Michael Jamin has been a television writer/showrunner for the past 25 years. His many credits include King of the Hill, Wilfred, Maron, Just Shoot Me, Rules of Engagement, Brickleberry, Beavis & Butthead, and Tacoma FD. He’s currently working on a collection of personal essays to be published in 2021. Some of them can be read on michaeljamin.com
What’s the last thing you read or watched that you thought was incredibly well-written?
I thought the show Fleabag by Phoebe Waller-Bridge was a masterpiece. She wrote one soliloquy towards the end of the series that made me want to stand up and applaud.
I’ve also been re-reading David Sedaris’ works. To me, his writing is like watching a magic trick. When you finally arrive at the end of one of his pieces, you ask yourself, “How did he get me here?” It’s just so lovely. When people read a good book, they often say, “I couldn’t put it down.” But I put his books down all the time. I’ll read a particularly poignant passage, or beautifully craft line, and stop reading for a few moments just to admire it.
Were you always a writer, or was it something you eventually discovered you had a knack for?

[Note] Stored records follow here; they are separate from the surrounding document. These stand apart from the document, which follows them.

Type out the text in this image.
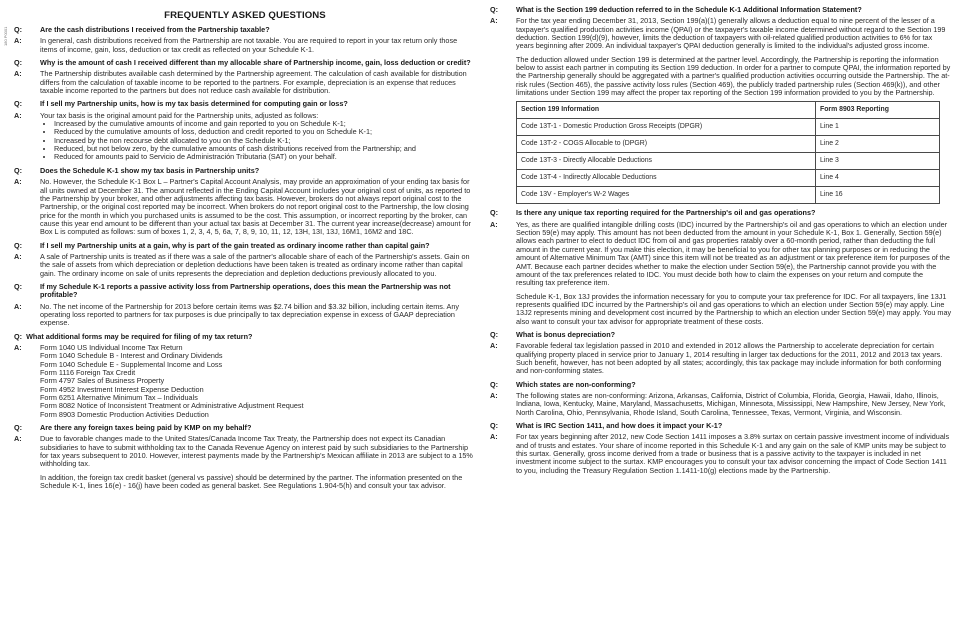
180 P0001
FREQUENTLY ASKED QUESTIONS
Q:	Are the cash distributions I received from the Partnership taxable?
A:	In general, cash distributions received from the Partnership are not taxable. You are required to report in your tax return only those items of income, gain, loss, deduction or tax credit as reflected on your Schedule K-1.

Q:	Why is the amount of cash I received different than my allocable share of Partnership income, gain, loss deduction or credit?
A:	The Partnership distributes available cash determined by the Partnership agreement. The calculation of cash available for distribution differs from the calculation of taxable income to be reported to the partners. For example, depreciation is an expense that reduces taxable income reported to the partners but does not reduce cash available for distribution.

Q:	If I sell my Partnership units, how is my tax basis determined for computing gain or loss?
A:	Your tax basis is the original amount paid for the Partnership units, adjusted as follows:

• Increased by the cumulative amounts of income and gain reported to you on Schedule K-1;
• Reduced by the cumulative amounts of loss, deduction and credit reported to you on Schedule K-1;
• Increased by the non recourse debt allocated to you on the Schedule K-1;
• Reduced, but not below zero, by the cumulative amounts of cash distributions received from the Partnership; and
• Reduced for amounts paid to Servicio de Administración Tributaria (SAT) on your behalf.
Q:	Does the Schedule K-1 show my tax basis in Partnership units?
A:	No. However, the Schedule K-1 Box L – Partner's Capital Account Analysis, may provide an approximation of your ending tax basis for all units owned at December 31. The amount reflected in the Ending Capital Account includes your original cost of units, as reported to the Partnership by your broker, and other adjustments affecting tax basis. However, brokers do not always report original cost to the Partnership, or the original cost reported may be incorrect. When brokers do not report original cost to the Partnership, the low closing price for the month in which you purchased units is assumed to be the cost. This assumption, or incorrect reporting by the broker, can cause this year end amount to be different than your actual tax basis at December 31. The current year increase(decrease) amount for Box L is computed as follows: sum of boxes 1, 2, 3, 4, 5, 6a, 7, 8, 9, 10, 11, 12, 13H, 13I, 13J, 16M1, 16M2 and 18C.

Q:	If I sell my Partnership units at a gain, why is part of the gain treated as ordinary income rather than capital gain?
A:	A sale of Partnership units is treated as if there was a sale of the partner's allocable share of each of the Partnership's assets. Gain on the sale of assets from which depreciation or depletion deductions have been taken is treated as ordinary income rather than capital gain. The ordinary income on sale of units represents the depreciation and depletion deductions previously allocated to you.

Q:	If my Schedule K-1 reports a passive activity loss from Partnership operations, does this mean the Partnership was not profitable?
A:	No. The net income of the Partnership for 2013 before certain items was $2.74 billion and $3.32 billion, including certain items. Any operating loss reported to partners for tax purposes is due principally to tax depreciation expense in excess of GAAP depreciation expense.

Q: What additional forms may be required for filing of my tax return?
A:	Form 1040 US Individual Income Tax Return
Form 1040 Schedule B - Interest and Ordinary Dividends
Form 1040 Schedule E - Supplemental Income and Loss
Form 1116 Foreign Tax Credit
Form 4797 Sales of Business Property
Form 4952 Investment Interest Expense Deduction
Form 6251 Alternative Minimum Tax – Individuals
Form 8082 Notice of Inconsistent Treatment or Administrative Adjustment Request
Form 8903 Domestic Production Activities Deduction
Q:	Are there any foreign taxes being paid by KMP on my behalf?
A:	Due to favorable changes made to the United States/Canada Income Tax Treaty, the Partnership does not expect its Canadian subsidiaries to have to submit withholding tax to the Canada Revenue Agency on interest paid by such subsidiaries to the Partnership for tax years subsequent to 2010. However, interest payments made by the Partnership's Mexican affiliate in 2013 are subject to a 15% withholding tax.

In addition, the foreign tax credit basket (general vs passive) should be determined by the partner. The information presented on the Schedule K-1, lines 16(e) - 16(j) have been coded as general basket. See Regulations 1.904-5(h) and consult your tax advisor.

Q:	What is the Section 199 deduction referred to in the Schedule K-1 Additional Information Statement?
A:	For the tax year ending December 31, 2013, Section 199(a)(1) generally allows a deduction equal to nine percent of the lesser of a taxpayer's qualified production activities income (QPAI) or the taxpayer's taxable income determined without regard to the Section 199 deduction. Section 199(d)(9), however, limits the deduction of taxpayers with oil-related qualified production activities to 6% for tax years beginning after 2009. An individual taxpayer's QPAI deduction generally is limited to the individual's adjusted gross income.

The deduction allowed under Section 199 is determined at the partner level. Accordingly, the Partnership is reporting the information below to assist each partner in computing its Section 199 deduction. In order for a partner to compute QPAI, the information reported by the Partnership generally should be aggregated with a partner's qualified production activities occurring outside the Partnership. The at-risk rules (Section 465), the passive activity loss rules (Section 469), the publicly traded partnership rules (Section 469(k)), and other limitations under Section 199 may affect the proper tax reporting of the Section 199 information provided to you by the Partnership.

Section 199 Information	Form 8903 Reporting
Code 13T-1 - Domestic Production Gross Receipts (DPGR)	Line 1
Code 13T-2 - COGS Allocable to (DPGR)	Line 2
Code 13T-3 - Directly Allocable Deductions	Line 3
Code 13T-4 - Indirectly Allocable Deductions	Line 4
Code 13V - Employer's W-2 Wages	Line 16
Q:	Is there any unique tax reporting required for the Partnership's oil and gas operations?
A:	Yes, as there are qualified intangible drilling costs (IDC) incurred by the Partnership's oil and gas operations to which an election under Section 59(e) may apply. This amount has not been deducted from the amount in your Schedule K-1, Box 1. Generally, Section 59(e) allows each partner to elect to deduct IDC from oil and gas properties ratably over a 60-month period, rather than deducting the full amount in the current year. If you make this election, it may be beneficial to you for other tax planning purposes or in reducing the amount of Alternative Minimum Tax (AMT) since this item will not be treated as an adjustment or tax preference item for purposes of the AMT. Because each partner decides whether to make the election under Section 59(e), the Partnership cannot provide you with the amount of the tax preferences related to IDC. You must decide both how to claim the expenses on your return and compute the resulting tax preference item.

Schedule K-1, Box 13J provides the information necessary for you to compute your tax preference for IDC. For all taxpayers, line 13J1 represents qualified IDC incurred by the Partnership's oil and gas operations to which an election under Section 59(e) may apply. Line 13J2 represents mining and development cost incurred by the Partnership to which an election under Section 59(e) may apply. You may also want to consult your tax advisor for appropriate treatment of these costs.

Q:	What is bonus depreciation?
A:	Favorable federal tax legislation passed in 2010 and extended in 2012 allows the Partnership to accelerate depreciation for certain qualifying property placed in service prior to January 1, 2014 resulting in larger tax deductions for the 2011, 2012 and 2013 tax years. Such benefit, however, has not been adopted by all states; accordingly, this tax package may include information for both conforming and non-conforming states.

Q:	Which states are non-conforming?
A:	The following states are non-conforming: Arizona, Arkansas, California, District of Columbia, Florida, Georgia, Hawaii, Idaho, Illinois, Indiana, Iowa, Kentucky, Maine, Maryland, Massachusetts, Michigan, Minnesota, Mississippi, New Hampshire, New Jersey, New York, North Carolina, Ohio, Pennsylvania, Rhode Island, South Carolina, Tennessee, Texas, Vermont, Virginia, and Wisconsin.

Q:	What is IRC Section 1411, and how does it impact your K-1?
A:	For tax years beginning after 2012, new Code Section 1411 imposes a 3.8% surtax on certain passive investment income of individuals and of trusts and estates. Your share of income reported in this Schedule K-1 and any gain on the sale of KMP units may be subject to this surtax. Generally, gross income derived from a trade or business that is a passive activity to the taxpayer is included in net investment income subject to the surtax. KMP encourages you to consult your tax advisor concerning the impact of Code Section 1411 to you, including the Treasury Regulation Section 1.1411-10(g) elections made by the Partnership.
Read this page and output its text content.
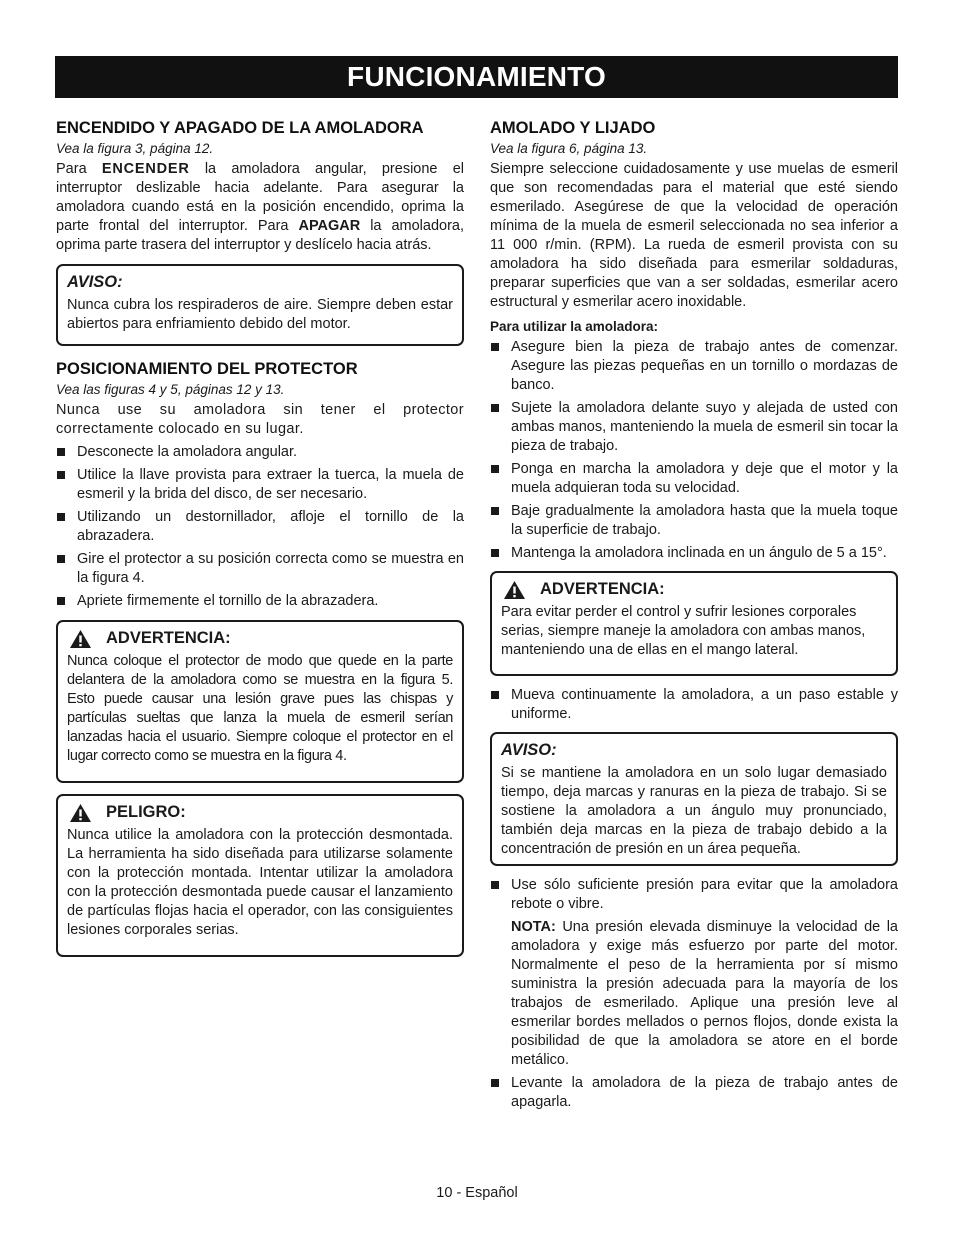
FUNCIONAMIENTO
ENCENDIDO Y APAGADO DE LA AMOLADORA
Vea la figura 3, página 12.

Para ENCENDER la amoladora angular, presione el interruptor deslizable hacia adelante. Para asegurar la amoladora cuando está en la posición encendido, oprima la parte frontal del interruptor. Para APAGAR la amoladora, oprima parte trasera del interruptor y deslícelo hacia atrás.

AVISO:

Nunca cubra los respiraderos de aire. Siempre deben estar abiertos para enfriamiento debido del motor.

POSICIONAMIENTO DEL PROTECTOR
Vea las figuras 4 y 5, páginas 12 y 13.

Nunca use su amoladora sin tener el protector correctamente colocado en su lugar.

Desconecte la amoladora angular.
Utilice la llave provista para extraer la tuerca, la muela de esmeril y la brida del disco, de ser necesario.
Utilizando un destornillador, afloje el tornillo de la abrazadera.
Gire el protector a su posición correcta como se muestra en la figura 4.
Apriete firmemente el tornillo de la abrazadera.
ADVERTENCIA:

Nunca coloque el protector de modo que quede en la parte delantera de la amoladora como se muestra en la figura 5. Esto puede causar una lesión grave pues las chispas y partículas sueltas que lanza la muela de esmeril serían lanzadas hacia el usuario. Siempre coloque el protector en el lugar correcto como se muestra en la figura 4.

PELIGRO:

Nunca utilice la amoladora con la protección desmontada. La herramienta ha sido diseñada para utilizarse solamente con la protección montada. Intentar utilizar la amoladora con la protección desmontada puede causar el lanzamiento de partículas flojas hacia el operador, con las consiguientes lesiones corporales serias.

AMOLADO Y LIJADO
Vea la figura 6, página 13.

Siempre seleccione cuidadosamente y use muelas de esmeril que son recomendadas para el material que esté siendo esmerilado. Asegúrese de que la velocidad de operación mínima de la muela de esmeril seleccionada no sea inferior a 11 000 r/min. (RPM). La rueda de esmeril provista con su amoladora ha sido diseñada para esmerilar soldaduras, preparar superficies que van a ser soldadas, esmerilar acero estructural y esmerilar acero inoxidable.

Para utilizar la amoladora:
Asegure bien la pieza de trabajo antes de comenzar. Asegure las piezas pequeñas en un tornillo o mordazas de banco.
Sujete la amoladora delante suyo y alejada de usted con ambas manos, manteniendo la muela de esmeril sin tocar la pieza de trabajo.
Ponga en marcha la amoladora y deje que el motor y la muela adquieran toda su velocidad.
Baje gradualmente la amoladora hasta que la muela toque la superficie de trabajo.
Mantenga la amoladora inclinada en un ángulo de 5 a 15°.
ADVERTENCIA:

Para evitar perder el control y sufrir lesiones corporales serias, siempre maneje la amoladora con ambas manos, manteniendo una de ellas en el mango lateral.

Mueva continuamente la amoladora, a un paso estable y uniforme.
AVISO:

Si se mantiene la amoladora en un solo lugar demasiado tiempo, deja marcas y ranuras en la pieza de trabajo. Si se sostiene la amoladora a un ángulo muy pronunciado, también deja marcas en la pieza de trabajo debido a la concentración de presión en un área pequeña.

Use sólo suficiente presión para evitar que la amoladora rebote o vibre.

NOTA: Una presión elevada disminuye la velocidad de la amoladora y exige más esfuerzo por parte del motor. Normalmente el peso de la herramienta por sí mismo suministra la presión adecuada para la mayoría de los trabajos de esmerilado. Aplique una presión leve al esmerilar bordes mellados o pernos flojos, donde exista la posibilidad de que la amoladora se atore en el borde metálico.

Levante la amoladora de la pieza de trabajo antes de apagarla.
10 - Español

In high school and college, I very much enjoyed writing, but I wasn’t a good writer. I was funny, but I didn’t yet understand story structure so my writing lacked cohesion and purpose. Even though I studied under some very talented authors, I don’t think they knew how to convey this. They just wrote from the gut, and because their talent level was so high, their writing was very engaging. It wasn’t until I got work as a staff writer in television that I really started started to learn about structure, and that can applied to so many different mediums.
How’d you get your start in the industry?
A year or so after moving to Hollywood to follow my dream of being a sitcom writer, I met a guy who would eventually become my writing partner. For a couple of years, we worked every night and weekend to assemble a good collection of spec scripts. Probably close to a dozen. Eventually we landed on the writing staff of Just Shoot Me and we’ve worked steadily ever since.
What do you consider the components of a good script?
Even in comedy, it’s not about the jokes or funny situations. It’s all about story and how engaging you can make it. Until the audience can identify the three main components of every story, the writer is just wasting their time… daring them to find something better to do.
What are some of the most common writing mistakes you see?
Most new writers don’t really understand what makes a story. They think they understand, but if you ask them to define what a story is in one clear sentence, they’re at a loss. It’s a difficult question! But if you can’t define it accurately, you’re never going to be able write one on a consistent basis.
What story tropes are you just tired of seeing?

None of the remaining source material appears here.